There was no claim of responsibility for the attack and the Taliban did not immediately comment on the bombing.

One eyewitness said that the bomber walked into the cultural center's amphitheater as she was leaving and detonated his explosives inside the building.

"A lot of my friends are in there and I don't know what has happened to them," said Khadija, an artist who like many Afghans uses only one name.

Other witnesses said the explosion happened at the back of the hall, near an array of television cameras and journalists covering the event.

The head of Media Watch, an Afghan press freedom watchdog, Sidiqullah Thawhidi said that three journalists — two cameramen and a reporter from Mitra Television Network — were among the wounded.

Also among the wounded was Naser Sarmast, a renowned musician and head of the Musicians' Institute of Afghanistan, according to the Education Ministry spokesman Kabir Haqmal.

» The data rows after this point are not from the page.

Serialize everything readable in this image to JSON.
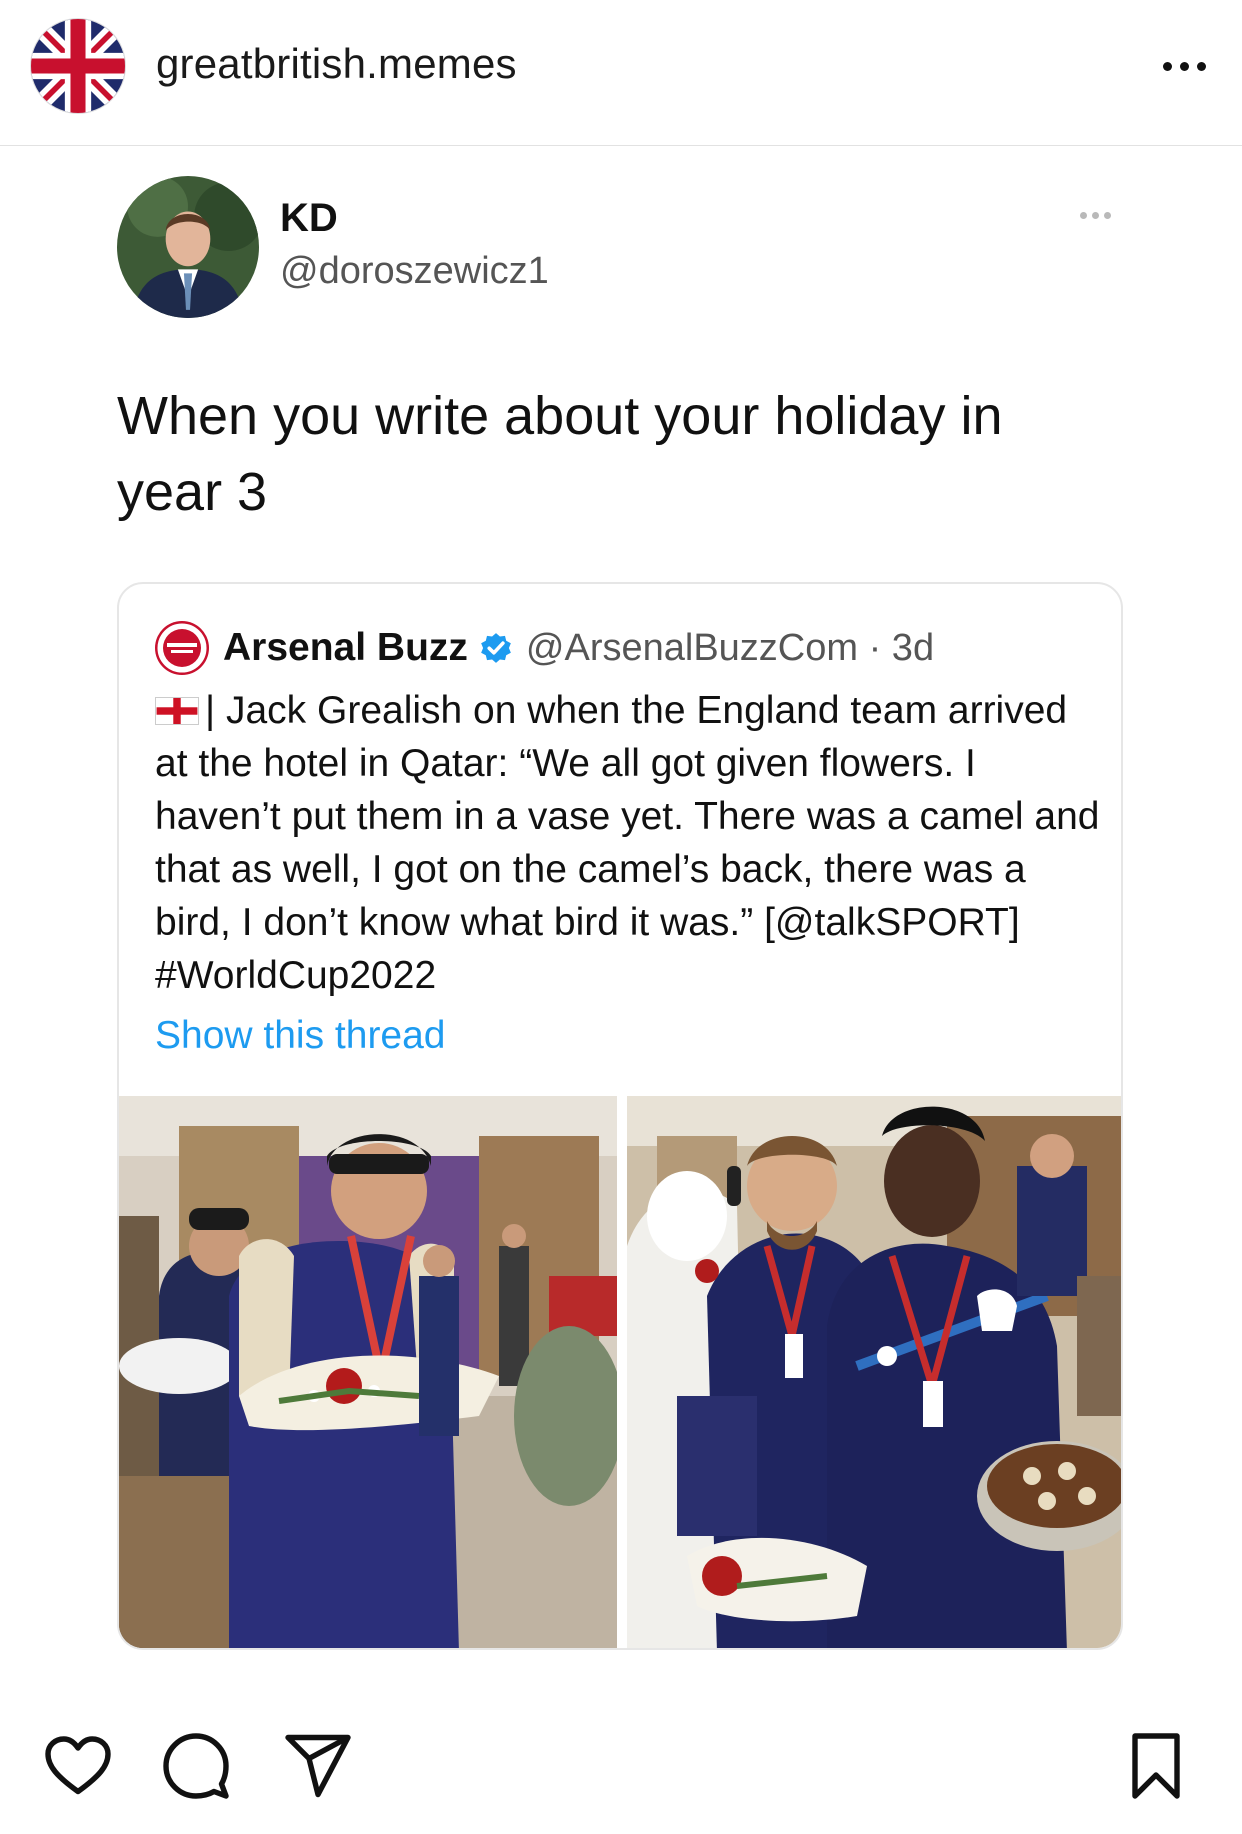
{
  "post_header": {
    "avatar_label": "greatbritish.memes profile picture",
    "username": "greatbritish.memes"
  },
  "tweet": {
    "display_name": "KD",
    "handle": "@doroszewicz1",
    "text": "When you write about your holiday in year 3"
  },
  "quoted_tweet": {
    "display_name": "Arsenal Buzz",
    "handle_and_time": "@ArsenalBuzzCom · 3d",
    "body": "| Jack Grealish on when the England team arrived at the hotel in Qatar: “We all got given flowers. I haven’t put them in a vase yet. There was a camel and that as well, I got on the camel’s back, there was a bird, I don’t know what bird it was.” [@talkSPORT] #WorldCup2022",
    "show_thread": "Show this thread"
  },
  "colors": {
    "link_blue": "#1d9bf0",
    "verified_blue": "#1d9bf0",
    "text_dark": "#111111",
    "text_muted": "#555555"
  },
  "icons": {
    "more": "more-horizontal-icon",
    "like": "heart-icon",
    "comment": "comment-bubble-icon",
    "share": "paper-plane-icon",
    "save": "bookmark-icon",
    "verified": "verified-badge-icon",
    "flag": "england-flag-icon"
  }
}
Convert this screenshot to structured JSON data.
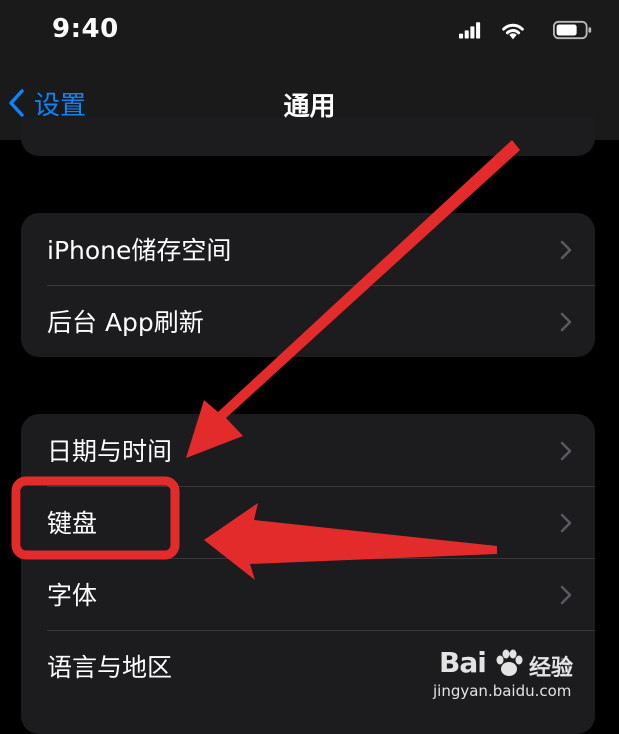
{
  "status_bar": {
    "time": "9:40"
  },
  "nav": {
    "back_label": "设置",
    "title": "通用"
  },
  "group1": {
    "items": [
      {
        "label": "iPhone储存空间"
      },
      {
        "label": "后台 App刷新"
      }
    ]
  },
  "group2": {
    "items": [
      {
        "label": "日期与时间"
      },
      {
        "label": "键盘"
      },
      {
        "label": "字体"
      },
      {
        "label": "语言与地区"
      }
    ]
  },
  "watermark": {
    "brand": "Bai",
    "brand_cn": "经验",
    "url": "jingyan.baidu.com"
  },
  "colors": {
    "accent": "#0a84ff",
    "annotation_red": "#e32b2b",
    "cell_bg": "#1c1c1e",
    "page_bg": "#000000"
  },
  "icons": [
    "chevron-left-icon",
    "chevron-right-icon",
    "signal-icon",
    "wifi-icon",
    "battery-icon",
    "paw-icon"
  ]
}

The school, which is close to the Presidential Palace in the heart of Kabul, was established in 1922 and used only French as a teaching medium until 1985. It is administered by Afghanistan's Education Ministry and is currently under contract to the French government's Agency for Teaching French Abroad.

French Embassy official Yves Manville said the French government funds the school and provides some of the teachers.

"Our main activities at the school are cultural," he said.

At the time of the attack, the cultural center was hosting a musical theatre performance entitled, "Heartbeat: Silence After the Explosion."

Afghanistan's insurgency has intensified in recent months and the violence is expected to continue as the international military mission led by the United States winds down toward the end of the year. US and NATO soldiers will draw down to around 13,000 from Jan. 1, from a peak in 2010 of 140,000, as the Afghan security forces assume full sovereignty over the country's security.

Analysts say the Taliban are choosing foreign targets to ensure maximum publicity.

The attack followed a suicide bombing that targeted a military minibus earlier on Thursday. Six Afghan soldiers were killed in that explosion, and another 10 people were wounded, said Farid Afzali, the chief of criminal investigation for Kabul police, adding that the wounded included civilians.

"The suicide bomber was on foot," said Hashmat Stanikzai, spokesman for the Kabul provincial police chief.

The Taliban claimed responsibility for the morning attack.